Solved: Re: Nested Pubsub message to Bigquery

itsm3_vishnu · 01-02-2024 11:09 AM

Is it possible to flatten the nested pubsub payload and insert to bigquery?

Eg payload :

{"data": [
{
"field1": "some_value1",
"field2": "some_value2",
"details": {
"field3": "some_value3",
"field4": "some_value4"
}
}
]
}

I want the Bigquery columns to be field1,field2,field3,field4 etc

kolban

If the message being written to the PubSub topic was nested ... for example:

{
  "A": "Hello",
  "B": {
    "X": "Val1",
    "Y": "Val2"
  },
  "C": 123
}

And the table you want to populate looks like:

A	X	Y	C
Hello	Val1	Val2	123

Then I can't think of a way to "automatically" flatten the structured content of the topic message. What you appear to be describing is a mapping / transformation. Technology such as Dataflow, Data Fusion, Workflows, App Integration, Cloud Functions or Cloud Run could be used to sit between the topic containing messages and the insertion into the table. Alternatively, land the structured data into BigQuery directly and then perform ELT to transform within the data warehouse.

To answer your question .... my answer to "Is it possible to flatten the payload directly using schema and sink to bigquery?" is then "no" ...

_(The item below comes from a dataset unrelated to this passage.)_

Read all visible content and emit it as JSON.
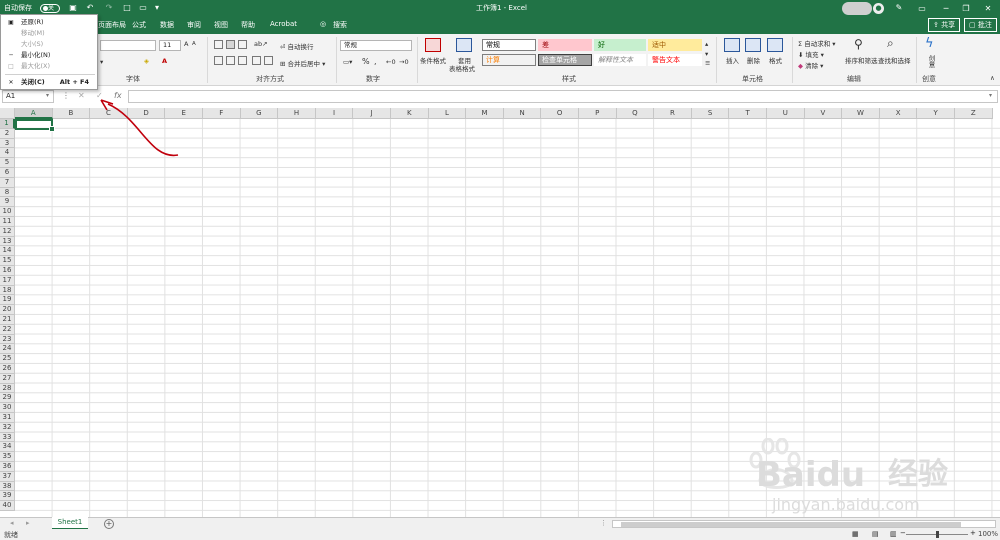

View solution in original post

kolban

Maybe we take PubSub out of the equation (just for contemplation purposes). I'm sensing that you have a nested and repeated JSON document and you want to manifest the records in such a document as target of a SQL SELECT statement. We might want to look into the importation of the JSON data without transformation. We would then up with a column in a table of type JSON where you can then refer to fields such as:

SELECT doc.field1, doc.field2 .... FROM my_table

If you are looking to flatten the record structure, consider creating a view:

CREATE VIEW my_view AS (
  SELECT doc.field1 as field1, doc.field2 as field2 ... FROM my_table
)

itsm3_vishnu

Ye this works. But, Is it possible to do with topic schema? Suppose i have nested message in topic. Is it possible to flatten the payload directly using schema and sink to bigquery?

kolban

If the message being written to the PubSub topic was nested ... for example:

{
  "A": "Hello",
  "B": {
    "X": "Val1",
    "Y": "Val2"
  },
  "C": 123
}

And the table you want to populate looks like:

A	X	Y	C
Hello	Val1	Val2	123

Then I can't think of a way to "automatically" flatten the structured content of the topic message. What you appear to be describing is a mapping / transformation. Technology such as Dataflow, Data Fusion, Workflows, App Integration, Cloud Functions or Cloud Run could be used to sit between the topic containing messages and the insertion into the table. Alternatively, land the structured data into BigQuery directly and then perform ELT to transform within the data warehouse.

To answer your question .... my answer to "Is it possible to flatten the payload directly using schema and sink to bigquery?" is then "no" ...